Treatment options for multi-drug resistant K. pneumonia (MDR KP) are limited; more so in resource constrained settings. Most studies on MDR KP are from developed countries with scanty data from resource limited settings. The study objective was to describe the epidemiology and antibiotic resistance pattern and trends for K. pneumoniae at Moi Teaching and Referral Hospital (MTRH) in Eldoret, Kenya.
Materials and Methods
Moi Teaching and Referral Hospital (MTRH) is the second largest public hospital in Kenya. It hosts Moi University School of Medicine and serves a catchment with population of about 16 million people. It has a microbiology laboratory that handles the culture and sensitivity specimen in the hospital. Blood specimens were cultured in BACTEC 9120 and BACTEC 9050 (Becton-Dickinson, New Jersey, USA) automated systems. Antibiotic sensitivity at the facility was performed by disc diffusion method and susceptibility reported based on Clinical and Laboratory Standards Institute (CLSI) susceptibility criteria.
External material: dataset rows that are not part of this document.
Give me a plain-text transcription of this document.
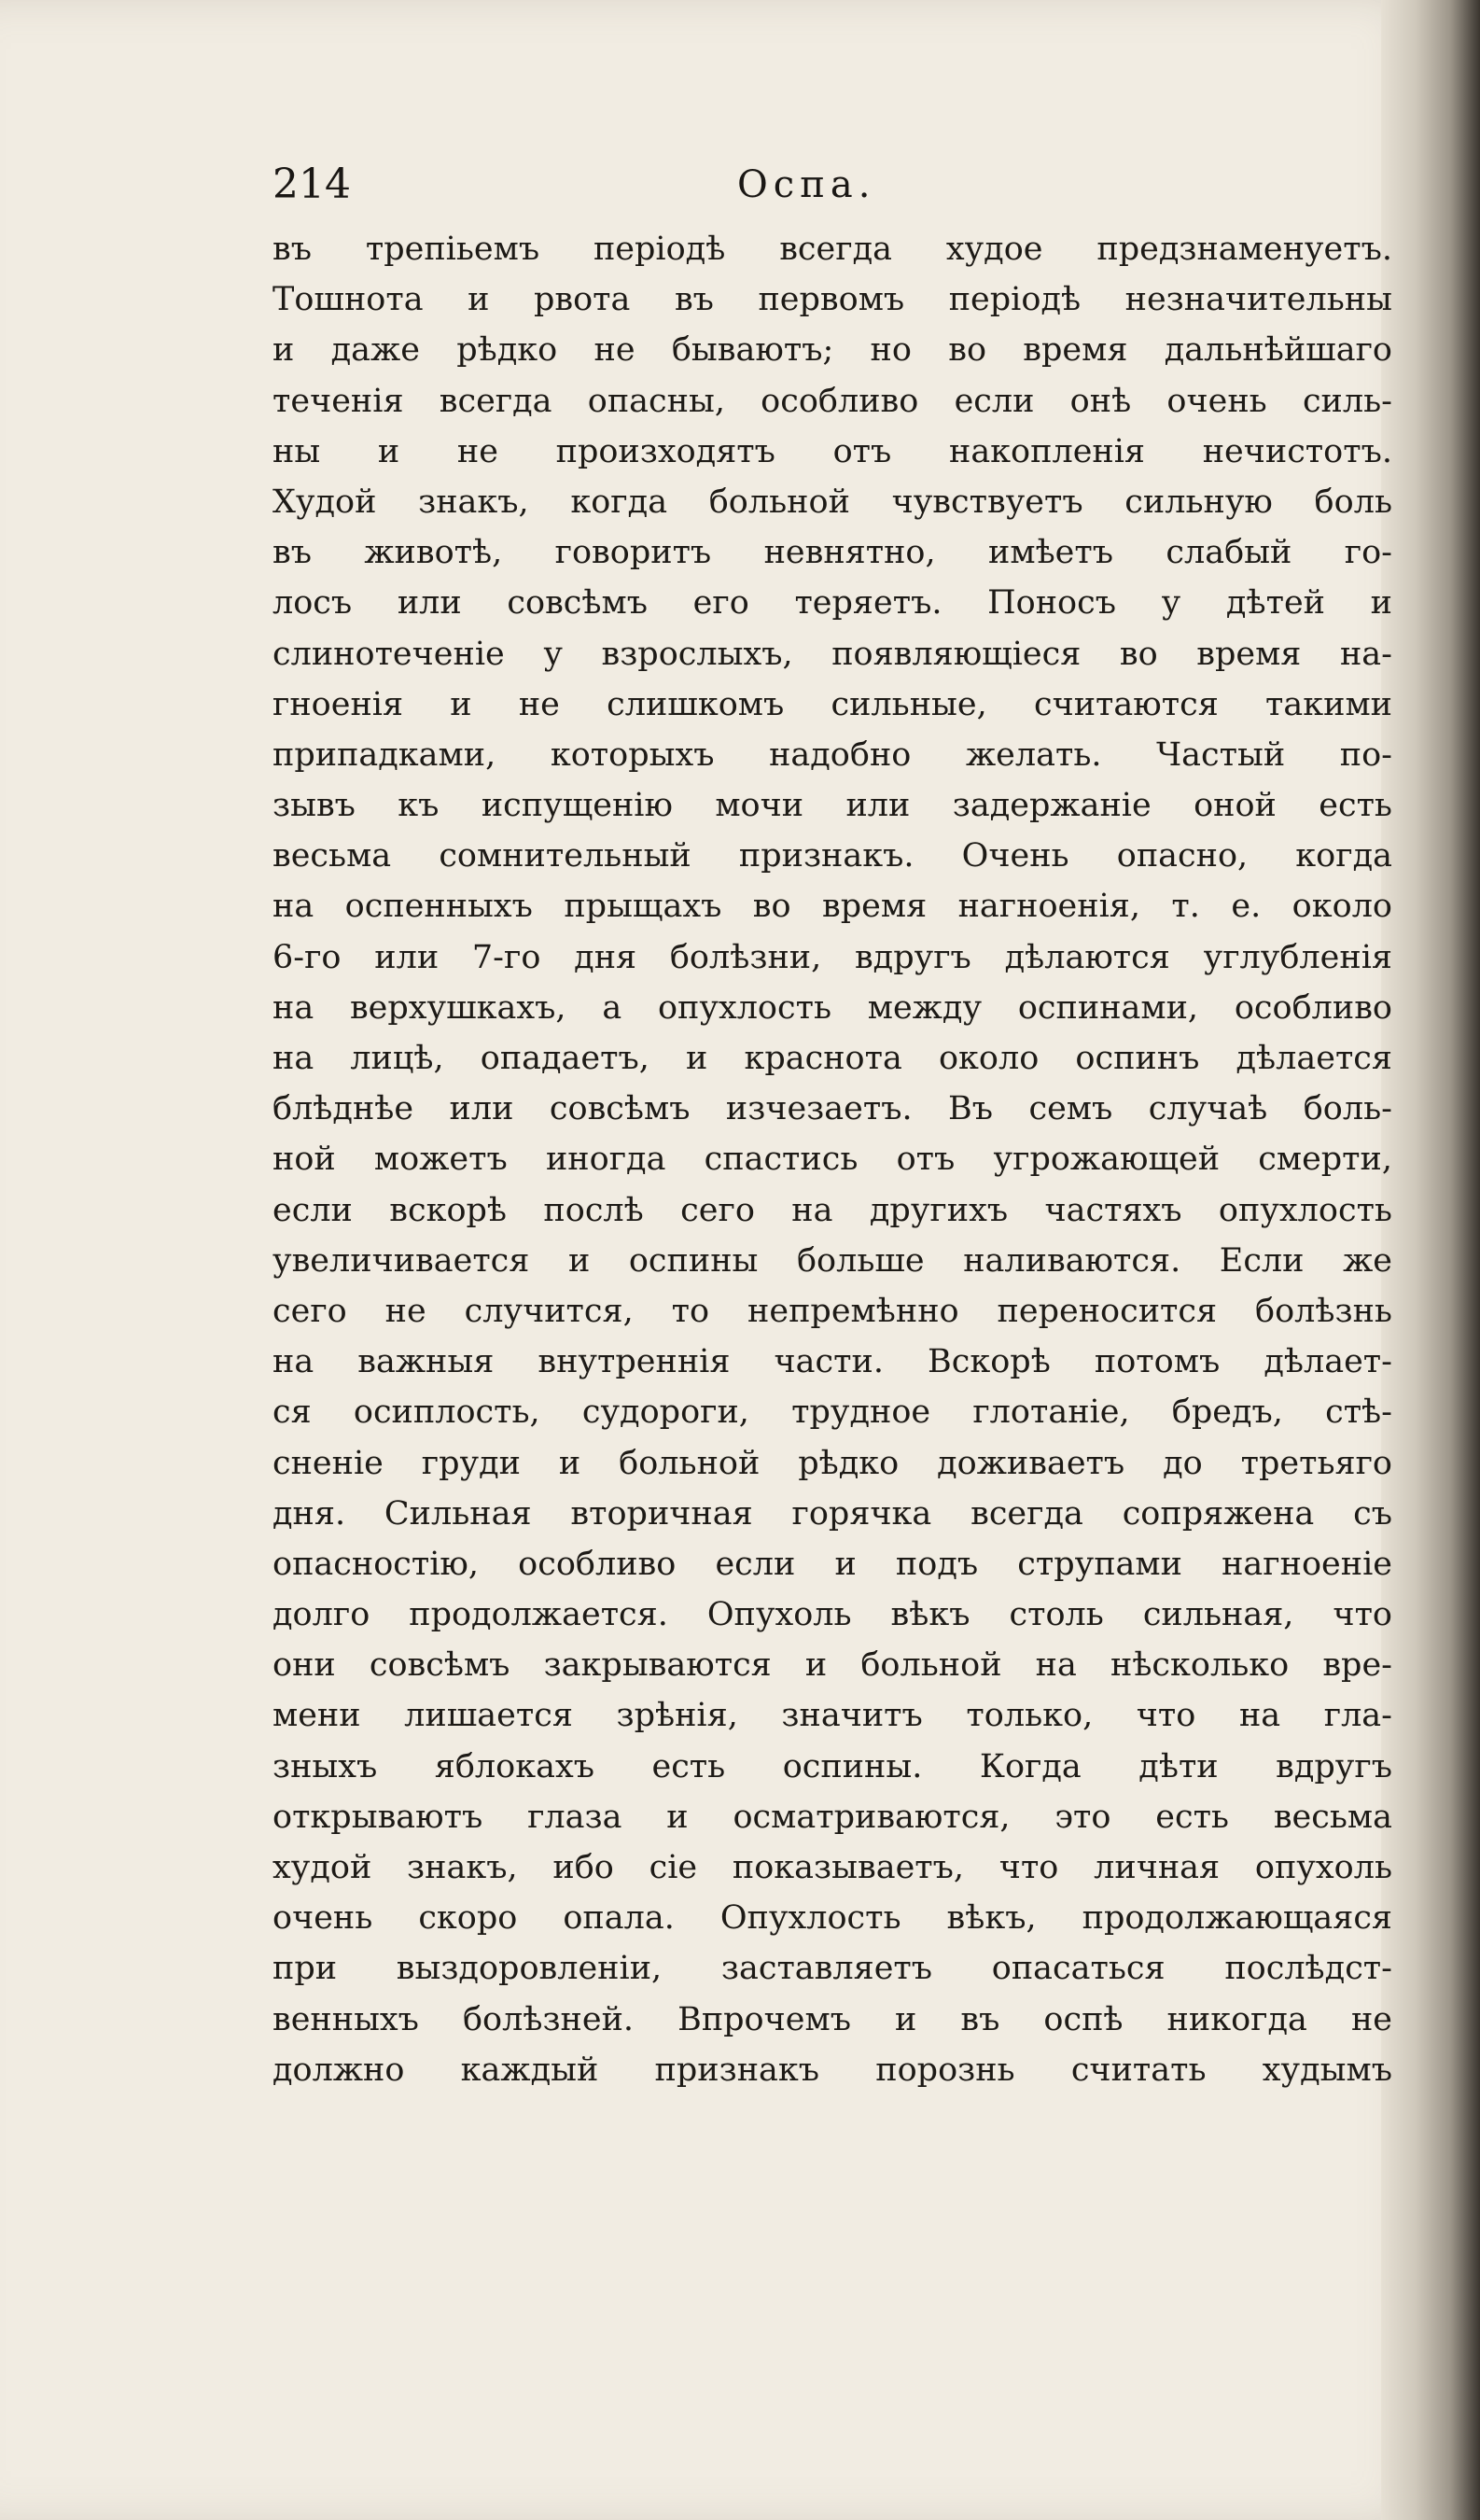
214	Оспа.
въ трепіьемъ періодѣ всегда худое предзнаменуетъ.
Тошнота и рвота въ первомъ періодѣ незначительны
и даже рѣдко не бываютъ; но во время дальнѣйшаго
теченія всегда опасны, особливо если онѣ очень силь-
ны и не произходятъ отъ накопленія нечистотъ.
Худой знакъ, когда больной чувствуетъ сильную боль
въ животѣ, говоритъ невнятно, имѣетъ слабый го-
лосъ или совсѣмъ его теряетъ. Поносъ у дѣтей и
слинотеченіе у взрослыхъ, появляющіеся во время на-
гноенія и не слишкомъ сильные, считаются такими
припадками, которыхъ надобно желать. Частый по-
зывъ къ испущенію мочи или задержаніе оной есть
весьма сомнительный признакъ. Очень опасно, когда
на оспенныхъ прыщахъ во время нагноенія, т. е. около
6-го или 7-го дня болѣзни, вдругъ дѣлаются углубленія
на верхушкахъ, а опухлость между оспинами, особливо
на лицѣ, опадаетъ, и краснота около оспинъ дѣлается
блѣднѣе или совсѣмъ изчезаетъ. Въ семъ случаѣ боль-
ной можетъ иногда спастись отъ угрожающей смерти,
если вскорѣ послѣ сего на другихъ частяхъ опухлость
увеличивается и оспины больше наливаются. Если же
сего не случится, то непремѣнно переносится болѣзнь
на важныя внутреннія части. Вскорѣ потомъ дѣлает-
ся осиплость, судороги, трудное глотаніе, бредъ, стѣ-
сненіе груди и больной рѣдко доживаетъ до третьяго
дня. Сильная вторичная горячка всегда сопряжена съ
опасностію, особливо если и подъ струпами нагноеніе
долго продолжается. Опухоль вѣкъ столь сильная, что
они совсѣмъ закрываются и больной на нѣсколько вре-
мени лишается зрѣнія, значитъ только, что на гла-
зныхъ яблокахъ есть оспины. Когда дѣти вдругъ
открываютъ глаза и осматриваются, это есть весьма
худой знакъ, ибо сіе показываетъ, что личная опухоль
очень скоро опала. Опухлость вѣкъ, продолжающаяся
при выздоровленіи, заставляетъ опасаться послѣдст-
венныхъ болѣзней. Впрочемъ и въ оспѣ никогда не
должно каждый признакъ порознь считать худымъ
The laboratory is International Organization for Standardization (ISO 15189) certified and has internal quality management systems in place. The culture results are manually documented in a microbiology register provided by the Kenya Ministry of Health.
Ethical approval was sought from the MTRH/ Moi University Ethics and Review Board and from the Director of MTRH before the study was conducted. The data was anonymized through unique study numbers and no patient identifiable information was collected.
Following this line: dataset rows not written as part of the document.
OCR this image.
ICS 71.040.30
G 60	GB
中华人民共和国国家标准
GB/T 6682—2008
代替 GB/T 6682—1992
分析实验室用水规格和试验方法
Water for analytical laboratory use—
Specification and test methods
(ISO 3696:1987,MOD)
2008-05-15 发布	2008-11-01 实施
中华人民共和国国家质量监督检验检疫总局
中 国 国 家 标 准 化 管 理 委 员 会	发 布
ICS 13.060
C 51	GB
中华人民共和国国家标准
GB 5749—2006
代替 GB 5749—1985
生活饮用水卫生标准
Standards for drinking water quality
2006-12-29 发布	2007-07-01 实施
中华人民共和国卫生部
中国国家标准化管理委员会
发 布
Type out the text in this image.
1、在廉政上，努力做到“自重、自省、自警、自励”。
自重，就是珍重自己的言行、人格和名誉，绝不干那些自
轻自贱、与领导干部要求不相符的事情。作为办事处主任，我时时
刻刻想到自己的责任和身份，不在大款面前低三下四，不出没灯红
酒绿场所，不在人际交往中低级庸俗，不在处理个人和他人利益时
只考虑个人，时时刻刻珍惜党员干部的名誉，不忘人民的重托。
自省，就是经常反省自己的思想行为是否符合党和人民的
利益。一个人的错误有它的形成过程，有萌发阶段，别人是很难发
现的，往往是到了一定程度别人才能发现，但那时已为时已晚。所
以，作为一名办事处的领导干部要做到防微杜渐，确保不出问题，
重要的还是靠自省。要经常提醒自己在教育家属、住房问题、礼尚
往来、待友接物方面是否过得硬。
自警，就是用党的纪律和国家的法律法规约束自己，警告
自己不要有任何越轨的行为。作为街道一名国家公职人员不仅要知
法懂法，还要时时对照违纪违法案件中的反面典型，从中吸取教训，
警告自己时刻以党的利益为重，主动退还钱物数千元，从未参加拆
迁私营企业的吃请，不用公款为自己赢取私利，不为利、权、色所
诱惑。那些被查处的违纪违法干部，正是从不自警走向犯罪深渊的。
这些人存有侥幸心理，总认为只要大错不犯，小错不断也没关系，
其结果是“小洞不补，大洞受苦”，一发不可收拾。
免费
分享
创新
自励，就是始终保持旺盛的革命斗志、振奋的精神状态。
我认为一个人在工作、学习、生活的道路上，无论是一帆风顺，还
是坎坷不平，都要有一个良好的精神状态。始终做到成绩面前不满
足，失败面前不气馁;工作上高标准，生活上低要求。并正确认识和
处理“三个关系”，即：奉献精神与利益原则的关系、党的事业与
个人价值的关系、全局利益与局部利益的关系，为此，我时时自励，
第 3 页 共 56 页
This was a retrospective analysis of K. pneumoniae isolates in patients of MTRH for the period 2002 to 2013. Data is analyzed using SAS version 9.3 (SAS Institute Inc., Cary, NC). Normality test is conducted using Shapiro and Wilks normality test. Categorical variables are presented as frequencies and percentages while continuous variables are expressed as mean and standard deviation. Bar charts and line graphs are used to present the pictorial distribution of organisms.
Results
Majority of the study samples were from female patients (64.8%). The median age was 5 days with interquartile range of 3-15 days (Table i). K pneumoniae accounted for 23 % of the total isolates during the study period (281/1231). It was the most prevalent pathogenic isolate. It constituted 65.5% of NBU growths (205/313) and 50% of ICU growths (5/10). It constituted 17%, 15% and 14 % of the growths in the pediatric wards (22/130), medical wards (13/88) and obstetrics/gynecology wards (1/7) respectively. There was no K. pneumoniae isolated from the surgical wards (Fig i). The NBU K. pneumoniae isolates contributed 83% of all the hospital KP isolates (205/281). The pediatric and medical wards contributed 8% and 5% of the hospital K. pneumoniae isolates respectively (Fig i). K. pneumoniae was constantly a significant growth in the hospital over the 11 year period (Fig ii).
Table i.
Demographic characteristics of patients with K. pneumoniae isolates at MTRH 2002-2013
| Characteristics | n (%)N=281 |
|---|---|
| Age, yrs; mean(std) | 4.8 (11.5) |
| Gender | |
| Male | 99 (35.2) |
| Female | 182 (64.8) |
| Wards* | |
| Adults | 13 (5) |
| Pediatric | 22 (8) |
| NBU | 205 (83) |
| Obstetrics/Gynecology | 1 (0) |
| ICU | 5 (2) |
| Others | 6 (2) |
NBU-New born unit; ICU- Intensive care unit
Percentages reflect distribution of K. pneumoniae among the wards. 83% of the K. pneumoniae isolates originated from the NBU.
Figure i.
K. pneumoniae distribution within wards at MTRH 2002-2013
Figure ii.
Prevalence of K. pneumoniae by year at MTRH 2002-2013 as a percentage of the total hospital blood culture isolates.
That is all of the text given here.